Elle expose que l’accord conclu en 2017 a pour objet :
– Le retrait de la marque semi-figurative C CHARTREUX N°016130536 ainsi que de la marque internationale C CHARTREUX N°1337661 désignant la Chine enregistrée le 4 janvier 2017.
– l’accord de déposer la marque [H]&CHARTREUX désigner des vins en Europe et en Chine.
– l’autorisation de l’usage du signe semi-figuratif en Europe et en Chine par le CELLIER DES CHARTREUX :
Elle soutient que l’article 3 de l’accord de coexistence dispose que « CELLIER DES CHARTREUX s’engage à faire systématiquement usage de la marque [H]&CHARTREUX en caractères de même taille sur une même ligne, sans jamais mettre en exergue le vocable CHARTREUX et ce, en rapport avec des vins exclusivement, à quelque titre et sur quelque support que ce soit (y compris internet) tant en Union Européenne qu’en Chine. CELLIER DES CHARTREUX s’engage à ne jamais utiliser le vocable CHARTREUX pris isolément, à quelque titre que ce soit (y compris internet), tant en Union Européenne qu’en Chine » ; que cette disposition concerne l’usage de la marque [H]&CHARTREUX et ne peut en aucun cas être interprétée comme un engagement de ne pas utiliser le terme CHARTREUX sorti du contexte précis de l’accord de coexistence ; qu’il ne s’est jamais engagé à ne pas utiliser le terme CHARTREUX alors même qu’il dispose d’un droit antérieur sur le terme CHARTREUX par sa dénomination sociale et que sa marque verbale CELLIER DES CHARTREUX déposée en 2016 bénéficie incontestablement de la forclusion par tolérance prévue à l’article L.716-4-5 1° du code de la Propriété Intellectuelle.

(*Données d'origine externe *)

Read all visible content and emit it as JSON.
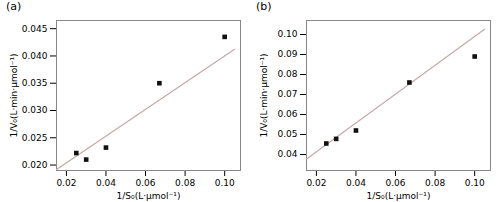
{
  "chart_data": [
    {
      "type": "scatter",
      "title": "(a)",
      "xlabel": "1/S₀(L·μmol⁻¹)",
      "ylabel": "1/V₀(L·min·μmol⁻¹)",
      "series": [
        {
          "type": "line",
          "color": "#c8a8a8",
          "x": [
            0.015,
            0.105
          ],
          "values": [
            0.019175,
            0.041225
          ]
        },
        {
          "type": "scatter",
          "color": "#111111",
          "marker": "square",
          "x": [
            0.025,
            0.03,
            0.04,
            0.067,
            0.1
          ],
          "values": [
            0.0222,
            0.021,
            0.0232,
            0.035,
            0.0435
          ]
        }
      ],
      "xlim": [
        0.015,
        0.108
      ],
      "ylim": [
        0.019,
        0.0465
      ],
      "xticks": [
        0.02,
        0.04,
        0.06,
        0.08,
        {
          "value": 0.1,
          "label": "0.10"
        }
      ],
      "yticks": [
        {
          "value": 0.02,
          "label": "0.020"
        },
        0.025,
        {
          "value": 0.03,
          "label": "0.030"
        },
        0.035,
        {
          "value": 0.04,
          "label": "0.040"
        },
        0.045
      ]
    },
    {
      "type": "scatter",
      "title": "(b)",
      "xlabel": "1/S₀(L·μmol⁻¹)",
      "ylabel": "1/V₀(L·min·μmol⁻¹)",
      "series": [
        {
          "type": "line",
          "color": "#c8a8a8",
          "x": [
            0.015,
            0.105
          ],
          "values": [
            0.0378,
            0.1026
          ]
        },
        {
          "type": "scatter",
          "color": "#111111",
          "marker": "square",
          "x": [
            0.025,
            0.03,
            0.04,
            0.067,
            0.1
          ],
          "values": [
            0.0455,
            0.0478,
            0.052,
            0.076,
            0.089
          ]
        }
      ],
      "xlim": [
        0.015,
        0.108
      ],
      "ylim": [
        0.032,
        0.107
      ],
      "xticks": [
        0.02,
        0.04,
        0.06,
        0.08,
        {
          "value": 0.1,
          "label": "0.10"
        }
      ],
      "yticks": [
        0.04,
        0.05,
        0.06,
        0.07,
        0.08,
        0.09,
        {
          "value": 0.1,
          "label": "0.10"
        }
      ]
    }
  ]
}
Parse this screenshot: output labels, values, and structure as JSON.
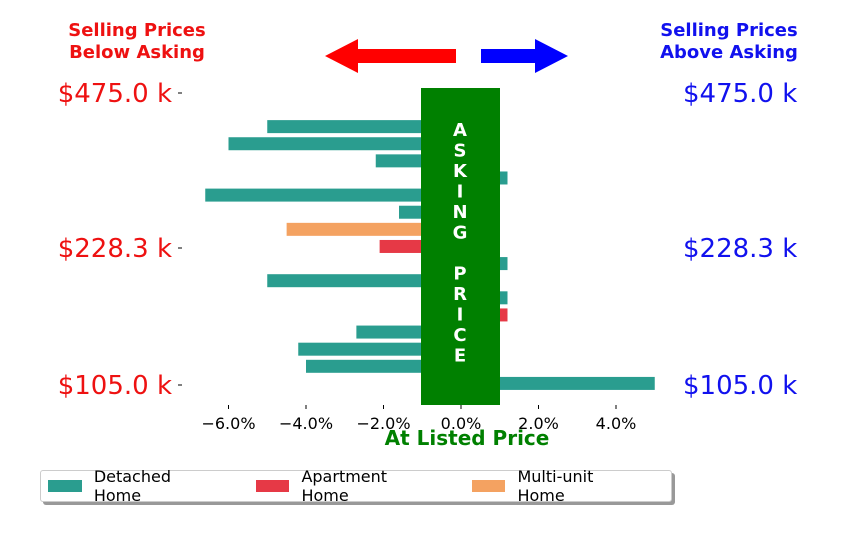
{
  "header": {
    "left_title_line1": "Selling Prices",
    "left_title_line2": "Below Asking",
    "right_title_line1": "Selling Prices",
    "right_title_line2": "Above Asking",
    "left_color": "#ee1111",
    "right_color": "#1111ee",
    "left_arrow_color": "#ff0000",
    "right_arrow_color": "#0000ff"
  },
  "chart_data": {
    "type": "bar",
    "orientation": "horizontal",
    "xlabel": "At Listed Price",
    "xlim": [
      -7.0,
      5.0
    ],
    "x_ticks": [
      -6,
      -4,
      -2,
      0,
      2,
      4
    ],
    "x_tick_labels": [
      "−6.0%",
      "−4.0%",
      "−2.0%",
      "0.0%",
      "2.0%",
      "4.0%"
    ],
    "y_tick_labels_left": [
      "$475.0 k",
      "$228.3 k",
      "$105.0 k"
    ],
    "y_tick_labels_right": [
      "$475.0 k",
      "$228.3 k",
      "$105.0 k"
    ],
    "center_band_text": [
      "A",
      "S",
      "K",
      "I",
      "N",
      "G",
      "",
      "P",
      "R",
      "I",
      "C",
      "E"
    ],
    "center_band_color": "#008000",
    "series": [
      {
        "name": "Detached Home",
        "color": "#2a9d8f"
      },
      {
        "name": "Apartment Home",
        "color": "#e63946"
      },
      {
        "name": "Multi-unit Home",
        "color": "#f4a261"
      }
    ],
    "bars": [
      {
        "series": "Detached Home",
        "value": 1.0
      },
      {
        "series": "Detached Home",
        "value": -5.0
      },
      {
        "series": "Detached Home",
        "value": -6.0
      },
      {
        "series": "Detached Home",
        "value": -2.2
      },
      {
        "series": "Detached Home",
        "value": 1.2
      },
      {
        "series": "Detached Home",
        "value": -6.6
      },
      {
        "series": "Detached Home",
        "value": -1.6
      },
      {
        "series": "Multi-unit Home",
        "value": -4.5
      },
      {
        "series": "Apartment Home",
        "value": -2.1
      },
      {
        "series": "Detached Home",
        "value": 1.2
      },
      {
        "series": "Detached Home",
        "value": -5.0
      },
      {
        "series": "Detached Home",
        "value": 1.2
      },
      {
        "series": "Apartment Home",
        "value": 1.2
      },
      {
        "series": "Detached Home",
        "value": -2.7
      },
      {
        "series": "Detached Home",
        "value": -4.2
      },
      {
        "series": "Detached Home",
        "value": -4.0
      },
      {
        "series": "Detached Home",
        "value": 5.0
      }
    ]
  },
  "legend": {
    "items": [
      {
        "label": "Detached Home",
        "color": "#2a9d8f"
      },
      {
        "label": "Apartment Home",
        "color": "#e63946"
      },
      {
        "label": "Multi-unit Home",
        "color": "#f4a261"
      }
    ]
  }
}
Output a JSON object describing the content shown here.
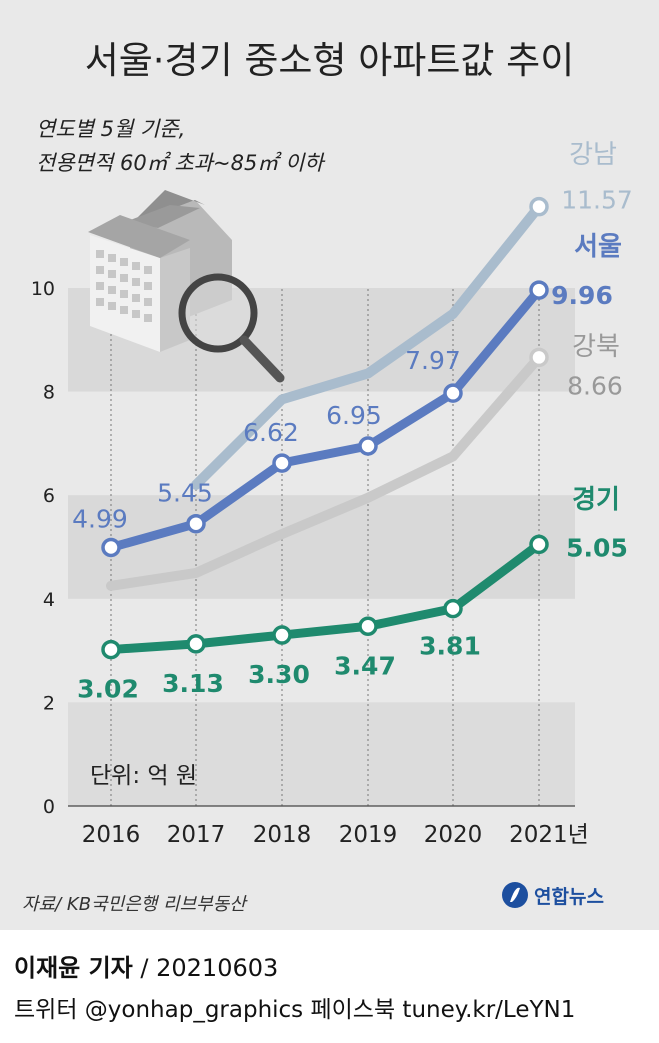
{
  "title": "서울·경기 중소형 아파트값 추이",
  "subtitle_line1": "연도별 5월 기준,",
  "subtitle_line2": "전용면적 60㎡ 초과~85㎡ 이하",
  "unit_label": "단위: 억 원",
  "source": "자료/ KB국민은행 리브부동산",
  "logo_text": "연합뉴스",
  "reporter": "이재윤 기자",
  "date": " / 20210603",
  "footer_social": "트위터 @yonhap_graphics  페이스북 tuney.kr/LeYN1",
  "colors": {
    "gangnam": "#a9bccd",
    "seoul": "#5b7bc0",
    "gangbuk": "#c9c9c9",
    "gyeonggi": "#1f8a6e"
  },
  "chart_data": {
    "type": "line",
    "x": [
      "2016",
      "2017",
      "2018",
      "2019",
      "2020",
      "2021년"
    ],
    "ylim": [
      0,
      10
    ],
    "yticks": [
      "0",
      "2",
      "4",
      "6",
      "8",
      "10"
    ],
    "series": [
      {
        "name": "강남",
        "values": [
          null,
          6.2,
          7.85,
          8.35,
          9.5,
          11.57
        ],
        "labels": [
          "",
          "",
          "",
          "",
          "",
          "11.57"
        ]
      },
      {
        "name": "서울",
        "values": [
          4.99,
          5.45,
          6.62,
          6.95,
          7.97,
          9.96
        ],
        "labels": [
          "4.99",
          "5.45",
          "6.62",
          "6.95",
          "7.97",
          "9.96"
        ]
      },
      {
        "name": "강북",
        "values": [
          4.25,
          4.5,
          5.25,
          5.95,
          6.75,
          8.66
        ],
        "labels": [
          "",
          "",
          "",
          "",
          "",
          "8.66"
        ]
      },
      {
        "name": "경기",
        "values": [
          3.02,
          3.13,
          3.3,
          3.47,
          3.81,
          5.05
        ],
        "labels": [
          "3.02",
          "3.13",
          "3.30",
          "3.47",
          "3.81",
          "5.05"
        ]
      }
    ]
  }
}
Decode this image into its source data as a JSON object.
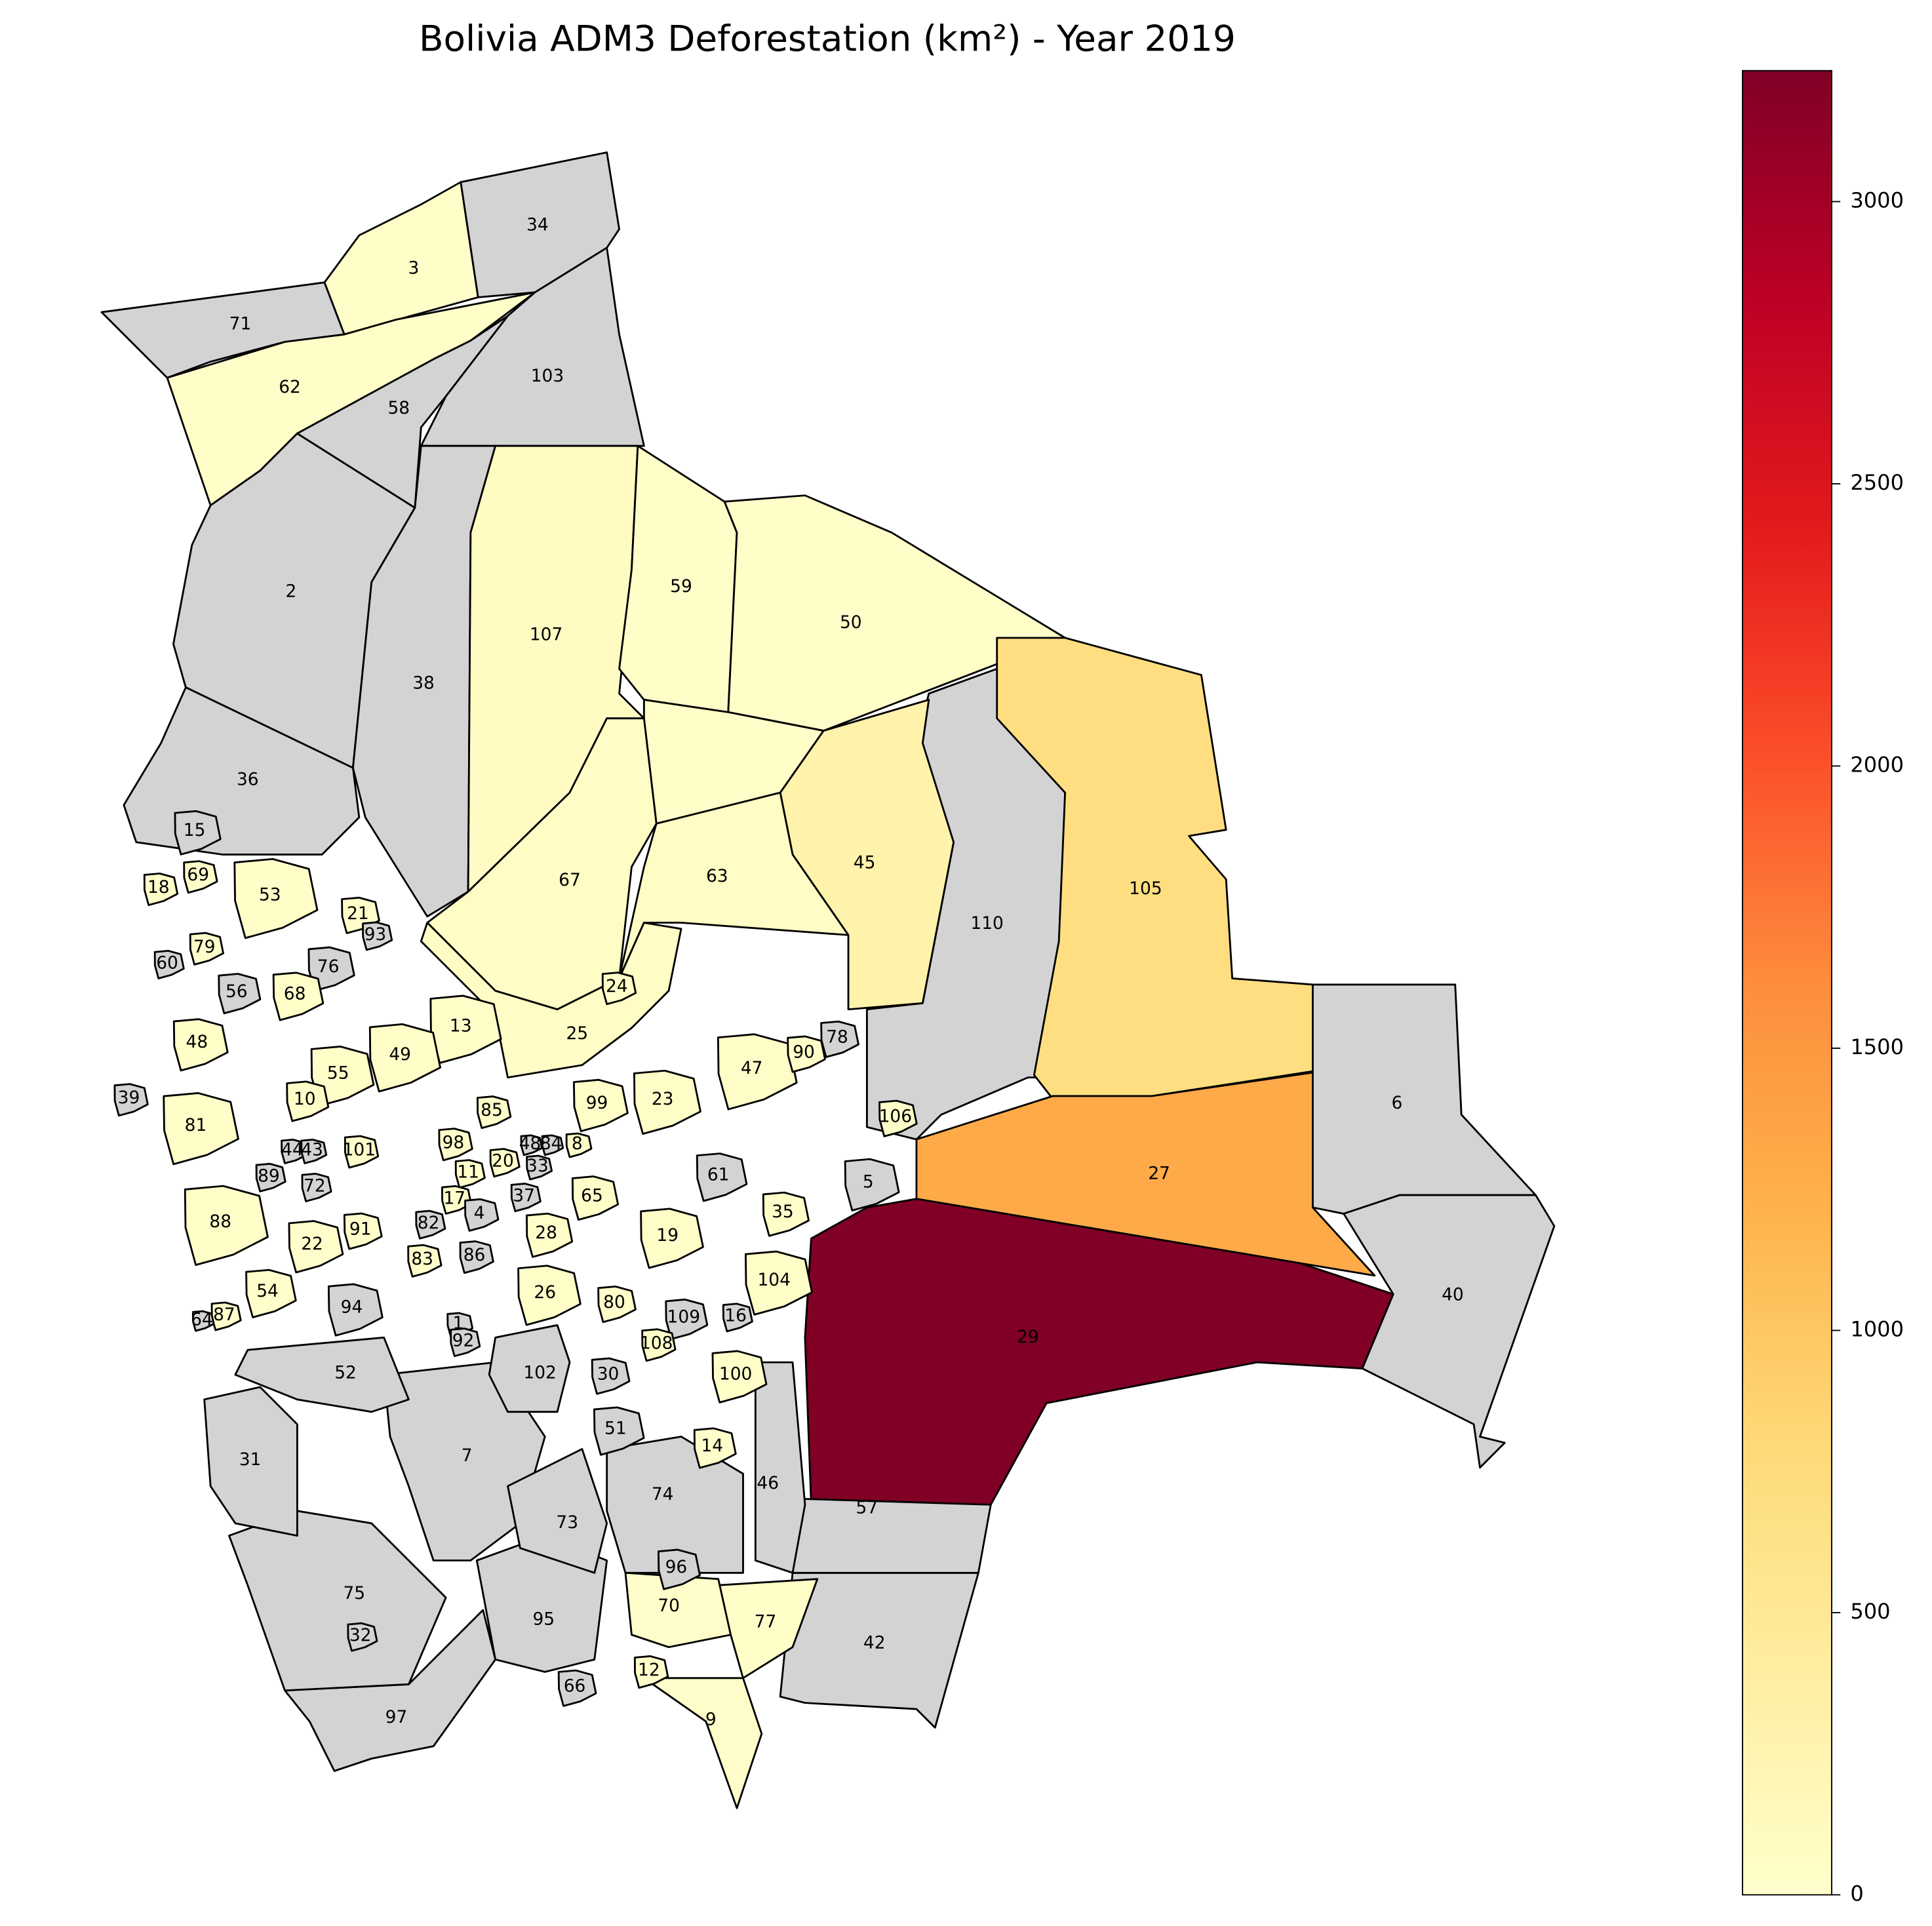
{
  "chart_data": {
    "type": "choropleth",
    "title": "Bolivia ADM3 Deforestation (km²) - Year 2019",
    "colormap": "YlOrRd",
    "missing_color": "#d3d3d3",
    "edge_color": "#000000",
    "vlim": [
      0,
      3232
    ],
    "ticks": [
      0,
      500,
      1000,
      1500,
      2000,
      2500,
      3000
    ],
    "regions": [
      {
        "label": "34"
      },
      {
        "label": "3",
        "value": 30
      },
      {
        "label": "71"
      },
      {
        "label": "62",
        "value": 40
      },
      {
        "label": "58"
      },
      {
        "label": "103"
      },
      {
        "label": "2"
      },
      {
        "label": "38"
      },
      {
        "label": "107",
        "value": 80
      },
      {
        "label": "59",
        "value": 40
      },
      {
        "label": "50",
        "value": 30
      },
      {
        "label": "36"
      },
      {
        "label": null,
        "value": 30
      },
      {
        "label": "110"
      },
      {
        "label": "105",
        "value": 700
      },
      {
        "label": "27",
        "value": 1300
      },
      {
        "label": "29",
        "value": 3232
      },
      {
        "label": "6"
      },
      {
        "label": "40"
      },
      {
        "label": "45",
        "value": 300
      },
      {
        "label": "63",
        "value": 60
      },
      {
        "label": "67",
        "value": 60
      },
      {
        "label": "25",
        "value": 60
      },
      {
        "label": "42"
      },
      {
        "label": "57"
      },
      {
        "label": "46"
      },
      {
        "label": "7"
      },
      {
        "label": "97"
      },
      {
        "label": "75"
      },
      {
        "label": "95"
      },
      {
        "label": "9",
        "value": 20
      },
      {
        "label": "77",
        "value": 30
      },
      {
        "label": "70",
        "value": 20
      },
      {
        "label": "74"
      },
      {
        "label": "73"
      },
      {
        "label": "31"
      },
      {
        "label": "52"
      },
      {
        "label": "102"
      },
      {
        "label": "15"
      },
      {
        "label": "18",
        "value": 20
      },
      {
        "label": "69",
        "value": 20
      },
      {
        "label": "53",
        "value": 30
      },
      {
        "label": "21",
        "value": 20
      },
      {
        "label": "93"
      },
      {
        "label": "76"
      },
      {
        "label": "79",
        "value": 20
      },
      {
        "label": "60"
      },
      {
        "label": "56"
      },
      {
        "label": "68",
        "value": 30
      },
      {
        "label": "13",
        "value": 40
      },
      {
        "label": "49",
        "value": 40
      },
      {
        "label": "48",
        "value": 30
      },
      {
        "label": "55",
        "value": 30
      },
      {
        "label": "10",
        "value": 30
      },
      {
        "label": "39"
      },
      {
        "label": "81",
        "value": 30
      },
      {
        "label": "85",
        "value": 30
      },
      {
        "label": "98",
        "value": 20
      },
      {
        "label": "99",
        "value": 40
      },
      {
        "label": "23",
        "value": 50
      },
      {
        "label": "47",
        "value": 50
      },
      {
        "label": "90",
        "value": 30
      },
      {
        "label": "78"
      },
      {
        "label": "106",
        "value": 30
      },
      {
        "label": "5"
      },
      {
        "label": "61"
      },
      {
        "label": "35",
        "value": 30
      },
      {
        "label": "44"
      },
      {
        "label": "43"
      },
      {
        "label": "101",
        "value": 20
      },
      {
        "label": "20",
        "value": 20
      },
      {
        "label": "48"
      },
      {
        "label": "84"
      },
      {
        "label": "8",
        "value": 20
      },
      {
        "label": "33"
      },
      {
        "label": "11",
        "value": 20
      },
      {
        "label": "89"
      },
      {
        "label": "72"
      },
      {
        "label": "17",
        "value": 20
      },
      {
        "label": "37"
      },
      {
        "label": "65",
        "value": 30
      },
      {
        "label": "91",
        "value": 20
      },
      {
        "label": "88",
        "value": 30
      },
      {
        "label": "22",
        "value": 20
      },
      {
        "label": "82"
      },
      {
        "label": "4"
      },
      {
        "label": "28",
        "value": 30
      },
      {
        "label": "19",
        "value": 40
      },
      {
        "label": "104",
        "value": 40
      },
      {
        "label": "86"
      },
      {
        "label": "83",
        "value": 20
      },
      {
        "label": "54",
        "value": 20
      },
      {
        "label": "94"
      },
      {
        "label": "26",
        "value": 30
      },
      {
        "label": "80",
        "value": 20
      },
      {
        "label": "109"
      },
      {
        "label": "16"
      },
      {
        "label": "87",
        "value": 20
      },
      {
        "label": "64"
      },
      {
        "label": "1"
      },
      {
        "label": "92"
      },
      {
        "label": "108",
        "value": 20
      },
      {
        "label": "100",
        "value": 30
      },
      {
        "label": "30"
      },
      {
        "label": "14",
        "value": 20
      },
      {
        "label": "51"
      },
      {
        "label": "96"
      },
      {
        "label": "12",
        "value": 20
      },
      {
        "label": "66"
      },
      {
        "label": "24",
        "value": 30
      },
      {
        "label": "32"
      }
    ]
  }
}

Elle indique que l’article 5 de l’accord qui dispose que « CELLIER DES CHARTREUX s’engage à ne jamais porter atteinte aux intérêts de la COMPAGNIE FRANCAISE DE LA GRANDE CHARTREUSE et/ou à l’image de l’Ordre des Chartreux dans le cadre de l’usage consenti par la COMPAGNIE FRANCAISE DE LA GRANDE CHARTREUSE du signe semi-figurarif C CHARTREUX depuis 1929, tant en Union Européenne qu’en Chine. Notamment CELLIER DES CHARTREUX s’interdit :
– toute référence à/ou toute thématique commerciale ou publicitaire à même d’impacter directement ou indirectement l’Image de l’Ordre des Chartreux et/ou de la religion chrétienne ;
– l’usage de toute nuance de vert ou de jaune ainsi que l’usage d’une typographie identique ou approchante de celle utilisée par la COMPAGNIE FRANCAISE DE LA GRANDE CHARTREUSE” doit s’interpréter au regard des engagements pris par le CELLIER DES CHARTREUX qui ne concernent que l’usage du signe semi figuratif C CHARTREUX ; qu’il ne saurait être interprété comme le prétend la COMPAGNIE FRANCAISE DE LA GRANDE CHARTREUSE comme un encadrement «des références commerciales et publicitaires liées à l’ordre des Chartreux et plus largement à la religion chrétienne ».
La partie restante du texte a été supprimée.